Когда она пришла в наш город, Мы растерялись. Столько ждать, Ловить душою каждый шорох И этих залпов не узнать. И было столько муки прежней, Ночей и дней такой клубок, Что даже крохотный подснежник В то утро расцвести не смог. И только — видел я — ребенок В ладоши хлопал и кричал, Как будто он, невинный, понял, Какую гостью увидал. 1945
265-267. 9 МАЯ 1946
1. «О них когда-то горевал поэт…»
О них когда-то горевал поэт: Они друг друга долго ожидали, А встретившись, друг друга не узнали На небесах, где горя больше нет. Но не в раю, на том земном просторе, Где шаг ступи — и горе, горе, горе, Я ждал ее, как можно ждать любя, Я знал ее, как можно знать себя, Я звал ее в крови, в грязи, в печали. И час настал — закончилась война. Я шел домой. Навстречу шла она. И мы друг друга не узнали. 2. «Она была в линялой гимнастерке…»

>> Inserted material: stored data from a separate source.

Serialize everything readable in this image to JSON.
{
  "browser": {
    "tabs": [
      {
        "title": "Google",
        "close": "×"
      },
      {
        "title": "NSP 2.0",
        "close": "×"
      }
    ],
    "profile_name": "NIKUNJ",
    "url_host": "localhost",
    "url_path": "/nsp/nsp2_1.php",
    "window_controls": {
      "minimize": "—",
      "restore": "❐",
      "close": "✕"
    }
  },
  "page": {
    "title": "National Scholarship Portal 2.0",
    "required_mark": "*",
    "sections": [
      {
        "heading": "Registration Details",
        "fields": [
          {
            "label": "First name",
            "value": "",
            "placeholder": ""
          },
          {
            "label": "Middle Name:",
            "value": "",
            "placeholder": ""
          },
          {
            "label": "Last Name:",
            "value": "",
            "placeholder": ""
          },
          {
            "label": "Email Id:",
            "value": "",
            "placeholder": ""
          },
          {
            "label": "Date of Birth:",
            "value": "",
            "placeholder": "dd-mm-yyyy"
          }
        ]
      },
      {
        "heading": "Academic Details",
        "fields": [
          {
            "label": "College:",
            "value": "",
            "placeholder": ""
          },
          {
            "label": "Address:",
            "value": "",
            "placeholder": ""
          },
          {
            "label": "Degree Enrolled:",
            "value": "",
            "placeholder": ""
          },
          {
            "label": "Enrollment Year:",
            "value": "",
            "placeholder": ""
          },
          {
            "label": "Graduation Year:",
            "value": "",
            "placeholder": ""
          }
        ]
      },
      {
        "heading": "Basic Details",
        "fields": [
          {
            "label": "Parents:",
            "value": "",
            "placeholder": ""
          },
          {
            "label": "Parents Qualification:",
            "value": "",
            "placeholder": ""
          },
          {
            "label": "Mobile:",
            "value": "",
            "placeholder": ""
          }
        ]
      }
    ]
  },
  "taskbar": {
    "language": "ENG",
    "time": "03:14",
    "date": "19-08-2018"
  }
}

Она была в линялой гимнастерке, И ноги были до крови натерты. Она пришла и постучалась в дом. Открыла мать. Был стол накрыт к обеду. «Твой сын служил со мной в полку одном, И я пришла. Меня зовут Победа». Был черный хлеб белее белых дней, И слезы были соли солоней. Все сто столиц кричали вдалеке, В ладоши хлопали и танцевали. И только в тихом русском городке Две женщины, как мертвые, молчали. 3. «Прошу не для себя, для тех…»
Прошу не для себя, для тех, Кто жил в крови, кто дольше всех Не слышал ни любви, ни скрипок, Ни роз не видел, ни зеркал, Под кем и пол в сенях не скрипнул, Кого и сон не окликал, — Прошу для тех — и цвет, и щебет, Чтоб было звонко и пестро, Чтоб, умирая, день, как лебедь, Ронял из горла серебро, — Прошу до слез, до безрассудства, Дойдя, войдя и перейдя, Немного смутного искусства За легким пологом дождя. 1945
268. «Умру — вы вспомните газеты шорох…»
Умру — вы вспомните газеты шорох, Ужасный год, который всем нам дорог. А я хочу, чтоб голос мой замолкший Напомнил вам не только гром у Волги, Но и деревьев еле слышный шелест, Зеленую таинственную прелесть. Я с ними жил, я слышал их рассказы, Каштаны милые, оливы, вязы — То не ландшафт, не фон и не убранство; Есть в дереве судьба и постоянство, Уйду — они останутся на страже, Я начал говорить — они доскажут. 1945
269. «В печальном парке, где дрожит зола…»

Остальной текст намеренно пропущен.